W está sentado ao piano. Responde com timidez ao desafio lançado pelo colega que o acompanha na bateria. Aproxima o rosto do micro, as mãos no piano e ouve-se o primeiro verso de Tom Jobim. Ah... Insensatez. Uma das minhas preferidas. Eu que tinha viajado pela primeira vez até à ilha para ver futebol, vi-me enredada ao
primeiro acorde. A minha irmã ficou a fazer-me companhia no bar do hotel e assim que acabaram de tocar juntaram-se a nós. Não me lembro muito bem quem, nem como iniciou a conversa. A única coisa de que me lembro é da Insensatez a vibrar no ar e das conversas que se seguiram. Falava-se da Madeira, da situação política,
do Alberto João – que talvez pela proximidade e longevidade no poder – ali, longe do continente, perdia o Jardim. E olhava-se em volta e falava-se mais baixo. Eu, incrédula com tudo, a contar os anos que nos separavam de 74. Estávamos no mesmo país, mas não parecia. Contavam-se histórias de como as portas se fechavam para músicos depois de falarem abertamente com jornais ou revistas, depois de assumirem
publicamente que discordavam de quem assumia o poder. E voltava-se a olhar em volta, discretamente por cima do ombro, mas quase com a destreza de um médio a ler o jogo, a antecipar, e voltava-se a segredar.
Aquela conversa num bar de hotel viria a marcar-me e a surgir várias vezes ao longo dos anos. Estávamos em 2009. Não me lembro do onze inicial do Paredes que viria a enfrentar o Camacha no dia seguinte para a 3ª
eliminatória da Taça de Portugal. Razão principal – talvez única – da minha viagem. Do que aconteceu naquelas quatro linhas onde se diz ter acontecido o 1º jogo de futebol em Portugal só me lembro de uma infantilidade após uma falta. Pouco mais. Ah. Lembro-me que perdemos e que foi a primeira vez que a minha mãe foi comigo
ao futebol. Primeira e única, isso seria motivo mais do que suficiente para me obrigar a reter mais qualquer coisa do jogo, mas a memória não cede a “deveres”. Nesse 2009 a Madeira não me deixou saudade, não me agarrou, não me deixou cheia de vontade de voltar. Mantive contacto com o W. Falávamos quase todos os dias por
Skype depois do jantar e acho que foi um dos responsáveis por um aceso despertar político.
Quatorze anos depois voltei à ilha e perdi-me de amores. O mar a espreitar a cada encosta, a calmaria, o verde, o futebol em contraluz pelos relvados da marginal, a sidra e tremoços ao pôr-do-sol, a vista do estádio com o sol a cruzar as casas numa súplica de regresso.

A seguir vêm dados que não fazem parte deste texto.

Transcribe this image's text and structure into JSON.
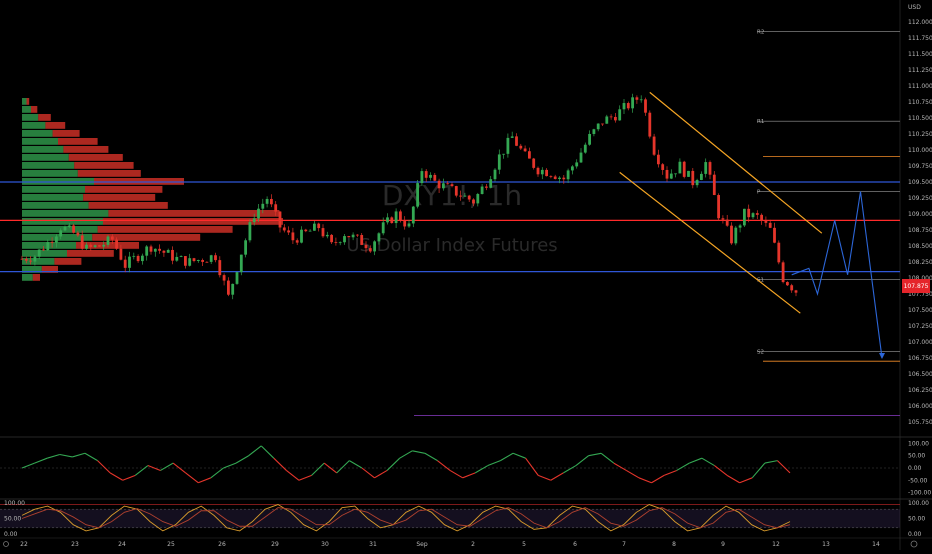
{
  "chart_data": [
    {
      "type": "candlestick",
      "title": "DXY1!, 1h",
      "subtitle": "US Dollar Index Futures",
      "currency": "USD",
      "price_axis_ticks": [
        112.0,
        111.75,
        111.5,
        111.25,
        111.0,
        110.75,
        110.5,
        110.25,
        110.0,
        109.75,
        109.5,
        109.25,
        109.0,
        108.75,
        108.5,
        108.25,
        108.0,
        107.75,
        107.5,
        107.25,
        107.0,
        106.75,
        106.5,
        106.25,
        106.0,
        105.75
      ],
      "price_axis_labels": [
        "112.000",
        "111.750",
        "111.500",
        "111.250",
        "111.000",
        "110.750",
        "110.500",
        "110.250",
        "110.000",
        "109.750",
        "109.500",
        "109.250",
        "109.000",
        "108.750",
        "108.500",
        "108.250",
        "108.000",
        "107.750",
        "107.500",
        "107.250",
        "107.000",
        "106.750",
        "106.500",
        "106.250",
        "106.000",
        "105.750"
      ],
      "ylim": [
        105.5,
        112.2
      ],
      "last_price": "107.875",
      "time_ticks": [
        "22",
        "23",
        "24",
        "25",
        "26",
        "29",
        "30",
        "31",
        "Sep",
        "2",
        "5",
        "6",
        "7",
        "8",
        "9",
        "12",
        "13",
        "14"
      ],
      "close_path": [
        [
          0,
          108.3
        ],
        [
          3,
          108.35
        ],
        [
          6,
          108.55
        ],
        [
          9,
          108.8
        ],
        [
          12,
          108.7
        ],
        [
          15,
          108.45
        ],
        [
          18,
          108.5
        ],
        [
          21,
          108.6
        ],
        [
          24,
          108.2
        ],
        [
          27,
          108.35
        ],
        [
          30,
          108.5
        ],
        [
          33,
          108.4
        ],
        [
          36,
          108.3
        ],
        [
          39,
          108.25
        ],
        [
          42,
          108.3
        ],
        [
          45,
          108.35
        ],
        [
          48,
          107.7
        ],
        [
          51,
          108.4
        ],
        [
          54,
          109.0
        ],
        [
          57,
          109.25
        ],
        [
          60,
          108.8
        ],
        [
          63,
          108.6
        ],
        [
          66,
          108.7
        ],
        [
          69,
          108.8
        ],
        [
          72,
          108.5
        ],
        [
          75,
          108.7
        ],
        [
          78,
          108.6
        ],
        [
          81,
          108.5
        ],
        [
          84,
          108.8
        ],
        [
          87,
          109.0
        ],
        [
          90,
          108.8
        ],
        [
          93,
          109.7
        ],
        [
          96,
          109.5
        ],
        [
          99,
          109.4
        ],
        [
          102,
          109.3
        ],
        [
          105,
          109.2
        ],
        [
          108,
          109.5
        ],
        [
          111,
          109.9
        ],
        [
          114,
          110.2
        ],
        [
          117,
          109.9
        ],
        [
          120,
          109.7
        ],
        [
          123,
          109.65
        ],
        [
          126,
          109.55
        ],
        [
          129,
          109.85
        ],
        [
          132,
          110.2
        ],
        [
          135,
          110.45
        ],
        [
          138,
          110.55
        ],
        [
          141,
          110.7
        ],
        [
          144,
          110.85
        ],
        [
          147,
          110.0
        ],
        [
          150,
          109.6
        ],
        [
          153,
          109.75
        ],
        [
          156,
          109.5
        ],
        [
          159,
          109.8
        ],
        [
          162,
          109.0
        ],
        [
          165,
          108.6
        ],
        [
          168,
          109.0
        ],
        [
          171,
          108.95
        ],
        [
          174,
          108.75
        ],
        [
          177,
          108.0
        ],
        [
          180,
          107.8
        ]
      ],
      "horizontal_levels": {
        "blue": [
          109.5,
          108.1
        ],
        "red": [
          108.9
        ],
        "orange": [
          109.9,
          106.7
        ],
        "purple": [
          105.85
        ]
      },
      "pivot_levels": [
        {
          "label": "R2",
          "value": 111.85
        },
        {
          "label": "R1",
          "value": 110.45
        },
        {
          "label": "P",
          "value": 109.35
        },
        {
          "label": "S1",
          "value": 107.98
        },
        {
          "label": "S2",
          "value": 106.85
        }
      ],
      "channel": {
        "upper": [
          [
            146,
            110.9
          ],
          [
            186,
            108.7
          ]
        ],
        "lower": [
          [
            139,
            109.65
          ],
          [
            181,
            107.45
          ]
        ]
      },
      "projection": [
        [
          179,
          108.05
        ],
        [
          183,
          108.15
        ],
        [
          185,
          107.75
        ],
        [
          189,
          108.9
        ],
        [
          192,
          108.05
        ],
        [
          195,
          109.35
        ],
        [
          200,
          106.75
        ]
      ],
      "volume_profile": {
        "price_levels": [
          110.75,
          110.625,
          110.5,
          110.375,
          110.25,
          110.125,
          110.0,
          109.875,
          109.75,
          109.625,
          109.5,
          109.375,
          109.25,
          109.125,
          109.0,
          108.875,
          108.75,
          108.625,
          108.5,
          108.375,
          108.25,
          108.125,
          108.0
        ],
        "buy": [
          5,
          10,
          18,
          26,
          34,
          40,
          46,
          52,
          58,
          62,
          80,
          70,
          68,
          74,
          96,
          90,
          84,
          78,
          60,
          50,
          36,
          22,
          12
        ],
        "sell": [
          3,
          7,
          14,
          22,
          30,
          44,
          50,
          60,
          66,
          70,
          100,
          86,
          80,
          88,
          190,
          200,
          150,
          120,
          70,
          52,
          30,
          18,
          8
        ]
      }
    },
    {
      "type": "line",
      "name": "oscillator",
      "ylim": [
        -110,
        110
      ],
      "axis_ticks": [
        "100.00",
        "50.00",
        "0.00",
        "-50.00",
        "-100.00"
      ],
      "values": [
        0,
        20,
        40,
        55,
        45,
        60,
        30,
        -20,
        -50,
        -30,
        10,
        -10,
        20,
        -20,
        -60,
        -40,
        0,
        20,
        50,
        90,
        40,
        -10,
        -50,
        -30,
        20,
        -20,
        30,
        0,
        -40,
        -10,
        40,
        70,
        60,
        30,
        -10,
        -40,
        -20,
        10,
        30,
        60,
        40,
        -30,
        -50,
        -20,
        10,
        50,
        60,
        20,
        -10,
        -40,
        -60,
        -30,
        -10,
        20,
        40,
        10,
        -30,
        -60,
        -40,
        20,
        30,
        -20
      ]
    },
    {
      "type": "line",
      "name": "stochastic",
      "ylim": [
        0,
        100
      ],
      "axis_ticks": [
        "100.00",
        "50.00",
        "0.00"
      ],
      "k": [
        60,
        80,
        90,
        70,
        30,
        10,
        20,
        60,
        90,
        80,
        40,
        10,
        30,
        70,
        90,
        60,
        20,
        10,
        40,
        80,
        95,
        70,
        30,
        10,
        40,
        85,
        90,
        50,
        20,
        30,
        70,
        90,
        70,
        30,
        10,
        30,
        70,
        90,
        80,
        40,
        15,
        20,
        60,
        90,
        80,
        40,
        10,
        30,
        70,
        95,
        80,
        40,
        10,
        20,
        60,
        90,
        70,
        30,
        10,
        20,
        40
      ],
      "d": [
        50,
        65,
        80,
        75,
        55,
        30,
        20,
        40,
        70,
        82,
        65,
        40,
        25,
        45,
        75,
        75,
        45,
        25,
        25,
        55,
        85,
        80,
        55,
        30,
        30,
        60,
        80,
        70,
        45,
        30,
        45,
        75,
        80,
        55,
        30,
        25,
        50,
        75,
        85,
        65,
        35,
        20,
        40,
        70,
        85,
        65,
        35,
        25,
        45,
        75,
        85,
        65,
        35,
        20,
        35,
        70,
        80,
        55,
        30,
        20,
        30
      ],
      "levels": [
        80,
        20
      ]
    }
  ],
  "colors": {
    "up": "#34a853",
    "down": "#e5352b",
    "blue_line": "#2f56d6",
    "red_line": "#ff2a2a",
    "orange_line": "#f28c28",
    "purple_line": "#8a3cc6",
    "channel": "#f5a524",
    "projection": "#2c66d8",
    "price_tag": "#e5252b"
  }
}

Já estava a caminho do aeroporto, a pensar sobre esta Madeira que me deixaria saudades, a lembrar-me que desta vez não houve discussão política, nem insensatez ao piano, quando o senhor que me dirigia começou a conversar. Nasceu na ilha, aos 23 viajou até à Venezuela para visitar o irmão e por lá ficou 23 anos até ver um gangue entrar e pousar uma arma no balcão da padaria que geria e lhe pedir uma “vacina” mensal de mil euros
para os proteger de outros gangues locais. A falha de pagamento era cobrada com
rapto de familiares, contava-me. “Estávamos numa crise profunda. Não se vendia nada. Não havia farinha. Era muito cara. Uma crise imensa”. Nesse mesmo dia, há 6 anos, disse ao irmão que voltaria.
Pergunto-lhe se está feliz.
“Isto é um paraíso para mim. Quando aterrei aqui aqueles pensamentos... o que tu vias lá, as pessoas que matavam... que entravam nas casas, roubavam as casas, matavam as pessoas. Isso fica-nos sempre no dia a dia. Pensamos sempre nisso. Quando é que me vai acontecer a mim. Quando eu cheguei aqui... limpou tudo. Isto é um paraíso para mim. Até me arrepio.”
Os meus olhos a encherem-se de água porque me comovo fácil e porque já só queria ficar ali à conversa, fazer muitas perguntas, ouvir muitas histórias.
Esta Madeira deixou saudades e promessas de regresso.
E cada vez tenho mais a certeza, o que me fascina no futebol é o mundo que ele me dá a conhecer.